Like people, homes, and walls breath, a structure may have no visible signs of mold growth but could still have high levels of encapsulated toxic mold. Because all walls breathe, anything within the wall cavity can be released into the ambient air.

Dust, mold, and even dust mite feces are just a few of the things that can come through the walls in any dwelling.

When there is an air conditioning unit, the problem intensifies. The return for the AC system is constantly pulling both clean and contaminated air through the wall. I’m no rocket scientist, but I think this happens because of the AC unit’s pressure.

No AC is one reason I believe that I could stay in a few musty places with light water damage overseas and while sick from toxic mold and not have debilitating reactions. Another reason is that I was in a location with really good air and spent most of my days outdoors. So my body seemed to do very well in the clean air, reducing my symptoms. The buildings and places I stayed didn’t have HVAC systems; the only airflow source were windows and doors. The last reason could have been that the molds present in the buildings where I stayed weren’t toxic.

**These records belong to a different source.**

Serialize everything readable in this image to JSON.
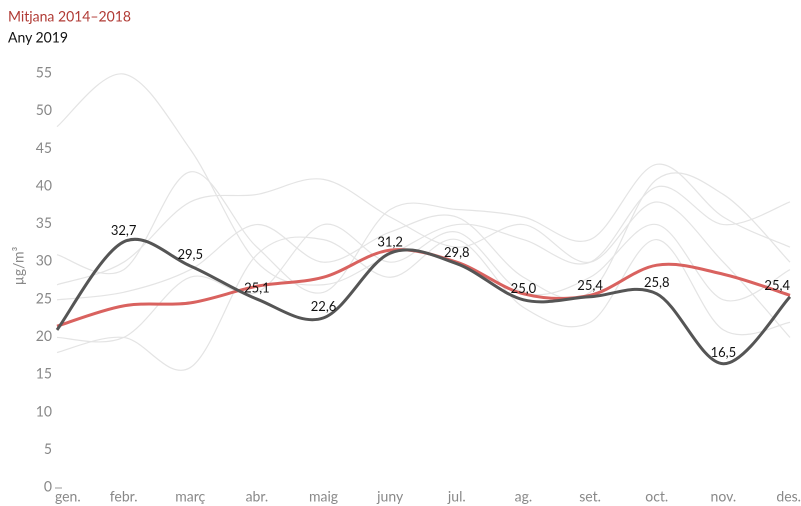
{
  "chart_data": {
    "type": "line",
    "ylabel": "µg/m³",
    "categories": [
      "gen.",
      "febr.",
      "març",
      "abr.",
      "maig",
      "juny",
      "jul.",
      "ag.",
      "set.",
      "oct.",
      "nov.",
      "des."
    ],
    "ylim": [
      0,
      55
    ],
    "yticks": [
      0,
      5,
      10,
      15,
      20,
      25,
      30,
      35,
      40,
      45,
      50,
      55
    ],
    "grid": false,
    "background_color": "#e4e4e4",
    "background_series": [
      [
        48,
        55,
        45,
        30,
        27,
        31,
        35,
        33,
        30,
        40,
        35,
        38
      ],
      [
        31,
        29,
        42,
        32,
        26,
        37,
        37,
        36,
        33,
        43,
        36,
        32
      ],
      [
        27,
        30,
        38,
        39,
        41,
        36,
        32,
        35,
        30,
        38,
        30,
        20
      ],
      [
        25,
        26,
        29,
        35,
        30,
        34,
        36,
        28,
        26,
        41,
        39,
        30
      ],
      [
        18,
        20,
        16,
        31,
        33,
        28,
        33,
        24,
        22,
        33,
        21,
        22
      ],
      [
        20,
        20,
        28,
        26,
        35,
        30,
        34,
        26,
        28,
        35,
        25,
        29
      ]
    ],
    "series": [
      {
        "name": "Mitjana 2014–2018",
        "color": "#d9625f",
        "values": [
          21.5,
          24.2,
          24.6,
          26.8,
          28,
          31.6,
          30,
          25.8,
          25.6,
          29.6,
          28.4,
          25.6
        ]
      },
      {
        "name": "Any 2019",
        "color": "#555555",
        "values": [
          21,
          32.7,
          29.5,
          25.1,
          22.6,
          31.2,
          29.8,
          25.0,
          25.4,
          25.8,
          16.5,
          25.4
        ],
        "value_labels": [
          null,
          "32,7",
          "29,5",
          "25,1",
          "22,6",
          "31,2",
          "29,8",
          "25,0",
          "25,4",
          "25,8",
          "16,5",
          "25,4"
        ]
      }
    ]
  }
}
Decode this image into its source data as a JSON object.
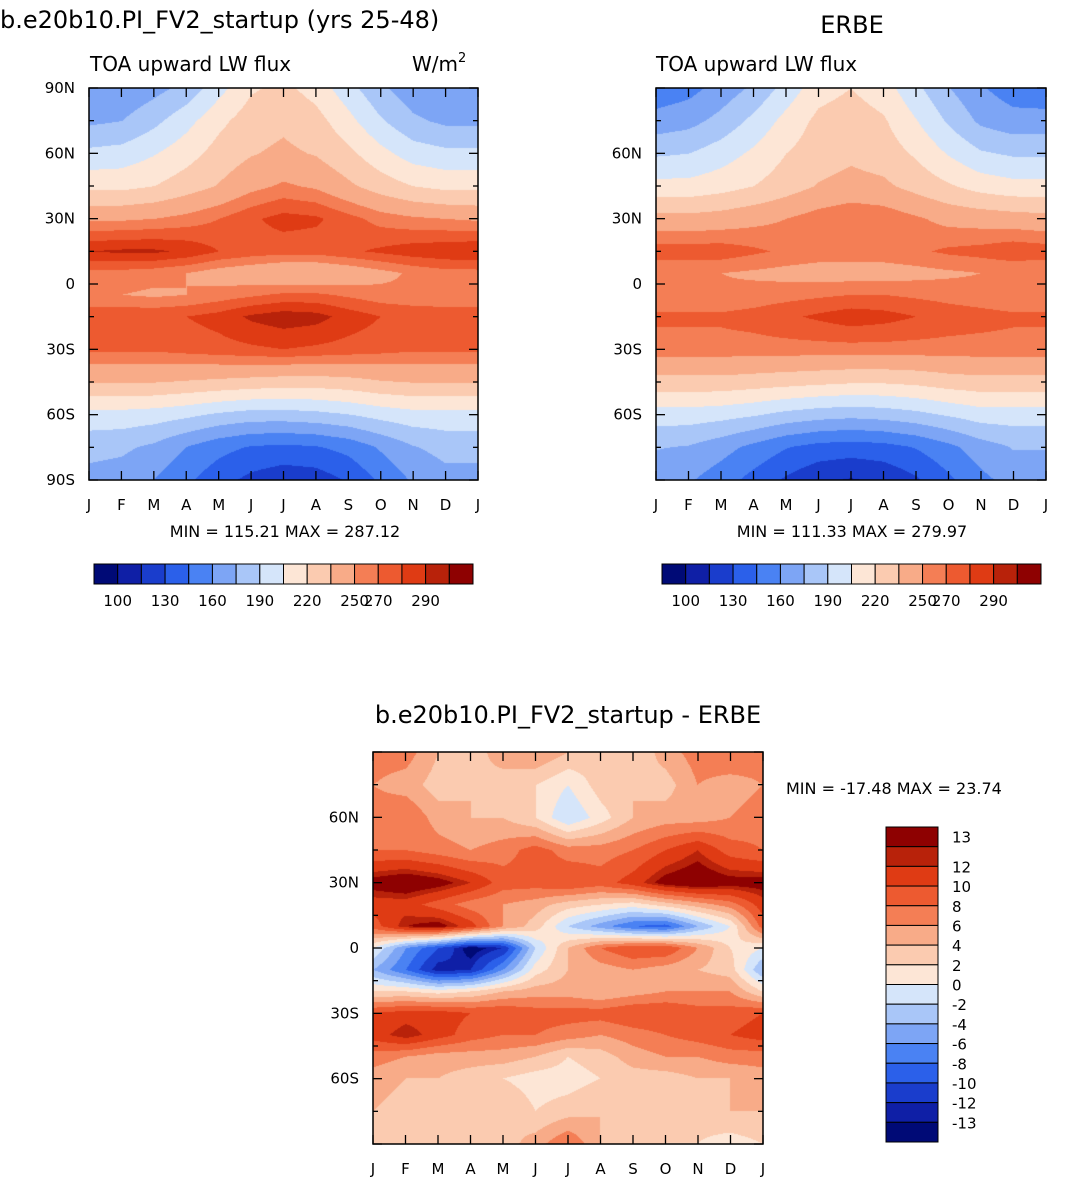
{
  "chart_data": [
    {
      "type": "heatmap",
      "title": "b.e20b10.PI_FV2_startup (yrs 25-48)",
      "left_label": "TOA upward LW flux",
      "right_label": "W/m",
      "units_exponent": "2",
      "x_tick_labels": [
        "J",
        "F",
        "M",
        "A",
        "M",
        "J",
        "J",
        "A",
        "S",
        "O",
        "N",
        "D",
        "J"
      ],
      "y_ticks": [
        90,
        60,
        30,
        0,
        -30,
        -60,
        -90
      ],
      "y_tick_labels": [
        "90N",
        "60N",
        "30N",
        "0",
        "30S",
        "60S",
        "90S"
      ],
      "ylim": [
        -90,
        90
      ],
      "min": 115.21,
      "max": 287.12,
      "min_label": "MIN = 115.21  MAX = 287.12",
      "colorbar_labels": [
        "100",
        "130",
        "160",
        "190",
        "220",
        "250",
        "270",
        "290"
      ],
      "colorbar_colors": [
        "#000a76",
        "#0f1fa6",
        "#1a3dcc",
        "#2b60ea",
        "#4a82f3",
        "#7da5f5",
        "#a9c6f8",
        "#d5e5fa",
        "#fde6d6",
        "#fbcbb0",
        "#f8ab88",
        "#f47e55",
        "#ed5a30",
        "#df3b14",
        "#b8220a",
        "#8e0101"
      ],
      "series": [
        {
          "lat": 90,
          "values": [
            162,
            162,
            170,
            180,
            200,
            218,
            224,
            214,
            196,
            178,
            166,
            160
          ]
        },
        {
          "lat": 75,
          "values": [
            172,
            175,
            186,
            200,
            216,
            228,
            232,
            226,
            210,
            192,
            178,
            172
          ]
        },
        {
          "lat": 60,
          "values": [
            194,
            196,
            204,
            214,
            226,
            234,
            238,
            234,
            224,
            210,
            198,
            194
          ]
        },
        {
          "lat": 45,
          "values": [
            216,
            216,
            220,
            228,
            236,
            246,
            252,
            248,
            238,
            228,
            220,
            216
          ]
        },
        {
          "lat": 30,
          "values": [
            248,
            248,
            250,
            254,
            260,
            268,
            274,
            272,
            264,
            256,
            252,
            250
          ]
        },
        {
          "lat": 15,
          "values": [
            280,
            282,
            282,
            278,
            270,
            266,
            264,
            264,
            268,
            272,
            276,
            278
          ]
        },
        {
          "lat": 5,
          "values": [
            256,
            256,
            254,
            250,
            244,
            240,
            236,
            236,
            240,
            246,
            252,
            256
          ]
        },
        {
          "lat": -5,
          "values": [
            250,
            250,
            248,
            250,
            254,
            258,
            262,
            262,
            258,
            254,
            252,
            250
          ]
        },
        {
          "lat": -15,
          "values": [
            268,
            268,
            268,
            270,
            274,
            282,
            286,
            284,
            276,
            270,
            268,
            268
          ]
        },
        {
          "lat": -30,
          "values": [
            262,
            262,
            262,
            264,
            266,
            268,
            270,
            268,
            266,
            264,
            262,
            262
          ]
        },
        {
          "lat": -45,
          "values": [
            236,
            236,
            236,
            234,
            232,
            230,
            228,
            228,
            230,
            234,
            236,
            236
          ]
        },
        {
          "lat": -60,
          "values": [
            200,
            200,
            198,
            194,
            188,
            184,
            184,
            186,
            190,
            196,
            200,
            200
          ]
        },
        {
          "lat": -75,
          "values": [
            180,
            178,
            172,
            160,
            150,
            144,
            142,
            144,
            150,
            162,
            174,
            180
          ]
        },
        {
          "lat": -90,
          "values": [
            170,
            168,
            160,
            148,
            136,
            126,
            120,
            122,
            132,
            148,
            162,
            170
          ]
        }
      ]
    },
    {
      "type": "heatmap",
      "title": "ERBE",
      "left_label": "TOA upward LW flux",
      "x_tick_labels": [
        "J",
        "F",
        "M",
        "A",
        "M",
        "J",
        "J",
        "A",
        "S",
        "O",
        "N",
        "D",
        "J"
      ],
      "y_ticks": [
        60,
        30,
        0,
        -30,
        -60
      ],
      "y_tick_labels": [
        "60N",
        "30N",
        "0",
        "30S",
        "60S"
      ],
      "ylim": [
        -90,
        90
      ],
      "min": 111.33,
      "max": 279.97,
      "min_label": "MIN = 111.33  MAX = 279.97",
      "colorbar_labels": [
        "100",
        "130",
        "160",
        "190",
        "220",
        "250",
        "270",
        "290"
      ],
      "colorbar_colors": [
        "#000a76",
        "#0f1fa6",
        "#1a3dcc",
        "#2b60ea",
        "#4a82f3",
        "#7da5f5",
        "#a9c6f8",
        "#d5e5fa",
        "#fde6d6",
        "#fbcbb0",
        "#f8ab88",
        "#f47e55",
        "#ed5a30",
        "#df3b14",
        "#b8220a",
        "#8e0101"
      ],
      "series": [
        {
          "lat": 90,
          "values": [
            150,
            155,
            166,
            178,
            196,
            214,
            220,
            212,
            194,
            176,
            162,
            152
          ]
        },
        {
          "lat": 75,
          "values": [
            166,
            170,
            180,
            194,
            210,
            224,
            228,
            222,
            206,
            188,
            172,
            166
          ]
        },
        {
          "lat": 60,
          "values": [
            188,
            190,
            198,
            208,
            220,
            228,
            232,
            228,
            218,
            204,
            192,
            188
          ]
        },
        {
          "lat": 45,
          "values": [
            210,
            210,
            214,
            220,
            228,
            236,
            240,
            238,
            230,
            222,
            214,
            210
          ]
        },
        {
          "lat": 30,
          "values": [
            240,
            240,
            242,
            246,
            250,
            256,
            260,
            258,
            252,
            246,
            244,
            242
          ]
        },
        {
          "lat": 15,
          "values": [
            266,
            266,
            266,
            262,
            258,
            256,
            256,
            256,
            258,
            262,
            264,
            268
          ]
        },
        {
          "lat": 5,
          "values": [
            250,
            250,
            250,
            248,
            246,
            244,
            244,
            244,
            246,
            248,
            250,
            250
          ]
        },
        {
          "lat": -5,
          "values": [
            252,
            252,
            252,
            254,
            256,
            258,
            260,
            260,
            258,
            256,
            254,
            252
          ]
        },
        {
          "lat": -15,
          "values": [
            262,
            262,
            262,
            264,
            268,
            272,
            276,
            274,
            270,
            266,
            264,
            262
          ]
        },
        {
          "lat": -30,
          "values": [
            256,
            256,
            256,
            256,
            256,
            256,
            256,
            256,
            256,
            256,
            256,
            256
          ]
        },
        {
          "lat": -45,
          "values": [
            230,
            230,
            230,
            228,
            226,
            224,
            222,
            222,
            224,
            228,
            230,
            230
          ]
        },
        {
          "lat": -60,
          "values": [
            198,
            198,
            196,
            192,
            186,
            182,
            180,
            182,
            186,
            192,
            198,
            198
          ]
        },
        {
          "lat": -75,
          "values": [
            176,
            174,
            166,
            156,
            146,
            140,
            138,
            140,
            146,
            156,
            168,
            176
          ]
        },
        {
          "lat": -90,
          "values": [
            166,
            162,
            152,
            140,
            128,
            118,
            114,
            118,
            128,
            142,
            156,
            166
          ]
        }
      ]
    },
    {
      "type": "heatmap",
      "title": "b.e20b10.PI_FV2_startup - ERBE",
      "x_tick_labels": [
        "J",
        "F",
        "M",
        "A",
        "M",
        "J",
        "J",
        "A",
        "S",
        "O",
        "N",
        "D",
        "J"
      ],
      "y_ticks": [
        60,
        30,
        0,
        -30,
        -60
      ],
      "y_tick_labels": [
        "60N",
        "30N",
        "0",
        "30S",
        "60S"
      ],
      "ylim": [
        -90,
        90
      ],
      "min": -17.48,
      "max": 23.74,
      "min_label": "MIN = -17.48  MAX =   23.74",
      "colorbar_labels": [
        "13",
        "12",
        "10",
        "8",
        "6",
        "4",
        "2",
        "0",
        "-2",
        "-4",
        "-6",
        "-8",
        "-10",
        "-12",
        "-13"
      ],
      "colorbar_colors": [
        "#8e0101",
        "#b8220a",
        "#df3b14",
        "#ed5a30",
        "#f47e55",
        "#f8ab88",
        "#fbcbb0",
        "#fde6d6",
        "#d5e5fa",
        "#a9c6f8",
        "#7da5f5",
        "#4a82f3",
        "#2b60ea",
        "#1a3dcc",
        "#0f1fa6",
        "#000a76"
      ],
      "series": [
        {
          "lat": 90,
          "values": [
            7,
            7,
            4,
            3,
            5,
            6,
            4,
            3,
            2,
            5,
            7,
            8
          ]
        },
        {
          "lat": 75,
          "values": [
            6,
            5,
            3,
            4,
            3,
            2,
            0,
            3,
            4,
            3,
            6,
            5
          ]
        },
        {
          "lat": 60,
          "values": [
            7,
            8,
            5,
            4,
            4,
            2,
            -2,
            1,
            4,
            5,
            5,
            6
          ]
        },
        {
          "lat": 45,
          "values": [
            8,
            8,
            7,
            6,
            7,
            9,
            7,
            7,
            8,
            10,
            12,
            9
          ]
        },
        {
          "lat": 30,
          "values": [
            14,
            15,
            14,
            12,
            9,
            9,
            10,
            9,
            11,
            14,
            15,
            14
          ]
        },
        {
          "lat": 20,
          "values": [
            11,
            11,
            9,
            7,
            6,
            5,
            3,
            2,
            1,
            3,
            5,
            7
          ]
        },
        {
          "lat": 10,
          "values": [
            9,
            13,
            14,
            11,
            6,
            3,
            -2,
            -5,
            -8,
            -9,
            -4,
            0
          ]
        },
        {
          "lat": 0,
          "values": [
            0,
            -6,
            -10,
            -14,
            -12,
            -2,
            4,
            8,
            10,
            10,
            6,
            2
          ]
        },
        {
          "lat": -10,
          "values": [
            -4,
            -8,
            -13,
            -12,
            -6,
            1,
            4,
            5,
            6,
            5,
            4,
            3
          ]
        },
        {
          "lat": -20,
          "values": [
            2,
            2,
            1,
            2,
            4,
            5,
            5,
            4,
            5,
            6,
            6,
            6
          ]
        },
        {
          "lat": -30,
          "values": [
            10,
            11,
            11,
            10,
            10,
            9,
            9,
            9,
            10,
            10,
            9,
            9
          ]
        },
        {
          "lat": -40,
          "values": [
            11,
            13,
            11,
            9,
            8,
            8,
            7,
            6,
            7,
            8,
            9,
            10
          ]
        },
        {
          "lat": -50,
          "values": [
            7,
            6,
            5,
            5,
            5,
            4,
            2,
            3,
            5,
            6,
            6,
            7
          ]
        },
        {
          "lat": -60,
          "values": [
            5,
            4,
            4,
            3,
            2,
            1,
            1,
            2,
            3,
            3,
            4,
            4
          ]
        },
        {
          "lat": -75,
          "values": [
            4,
            3,
            2,
            3,
            4,
            2,
            3,
            4,
            3,
            2,
            3,
            4
          ]
        },
        {
          "lat": -90,
          "values": [
            2,
            3,
            4,
            4,
            3,
            5,
            8,
            4,
            3,
            2,
            2,
            1
          ]
        }
      ]
    }
  ]
}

In the United States, we are building super tight, air-conditioned buildings where the only airflow is from the AC’s movement. If the air is contaminated, it is locked in, affecting the health of occupants. We lock in VOCs from new construction materials and VOCs from new furniture, and then if there is a toxic mold issue, we have a recipe for disaster.
Why we think making ultra-tight buildings is a good idea is beyond me. I understand energy efficiency, but other things can be done to ensure occupants’ safety.

When toxic mold becomes apparent to a homeowner, renter, college dorm resident, or employee, the first thing most people want to do is test the environment. But, I’ve learned that this doesn’t always prove that an issue exists.

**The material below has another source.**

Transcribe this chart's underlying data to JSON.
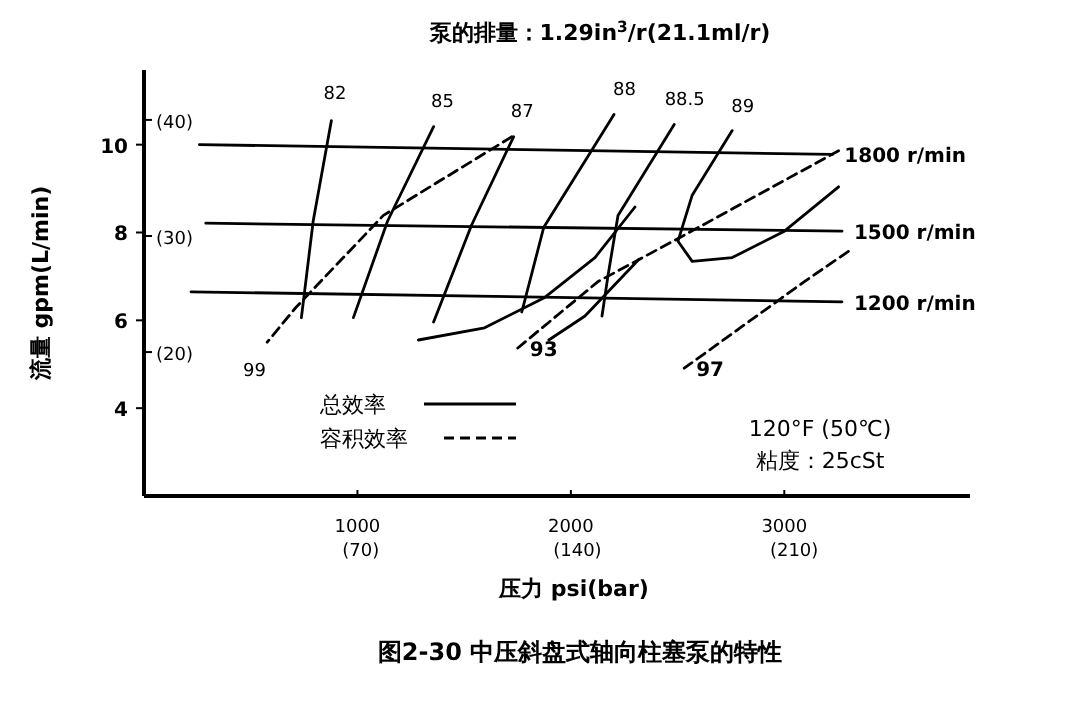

One of the reasons is the current design of the air sampling pumps used on the market today. None of these pumps are equipped to pull more than two cubic feet of air from an area being sampled. I’ve asked multiple Environmental Hygienists and Mold Assessors, and I’ve been told that none of the pumps currently on the market that meet industry standards can do this.

Why is this a big deal? Well, because if you were to move the sampling pump just two feet to the right or two feet to the left, it could yield completely different results, and in some cases, if there are high amounts of debris inside the wall cavity, the results will not show anything at all.

So when there is a suspected toxic mold problem, using air sampling alone is not the best strategy because it will NOT identify where the problem resides.

You can sample a space until you’re blue in the face, but it will not tell you what needs to be addressed. Only a full inspection by a seasoned Mold Assessor or Environmental Hygienist can give you this valuable information.

So if you’re a homeowner or a renter or you’re in college and getting sick in your dorm and experiencing new symptoms you never had before, always rule out your environment. Take some time to get away from the building in question and then hire someone who is licensed, qualified and seasoned in their line of work. Have them do a full inspection in addition to testing and then go from there. Sometimes it can be something that requires a simple fix other times, it requires a massive remediation plan.

Make sure whoever you hire will do wall cavity samples. If they refuse, find someone else. They should conduct a thorough visual inspection of the property both inside and out. Request that they do infrared thermal imaging to detect any current issues behind walls and in hard-to-reach areas. A qualified and experienced mold assessor will measure moisture levels on all walls and check the level of humidity in the air. They will also check all perimeter walls, flooring substrates, baseboards, AC systems including vents and ducts, window and door assemblies, ceilings, and if applicable – attics and basements.

I must add that I’m still waiting to find a case where remediating a home with Stachybotrous and other mycotoxin-producing molds worked out and allowed occupants to return without experiencing reactions. So always be prepared for the house not to be suitable and always have a plan B. I know this isn’t what most people like to hear, but it is the reality I have seen in my own life and in the consultations I have offered to hundreds of families over the years.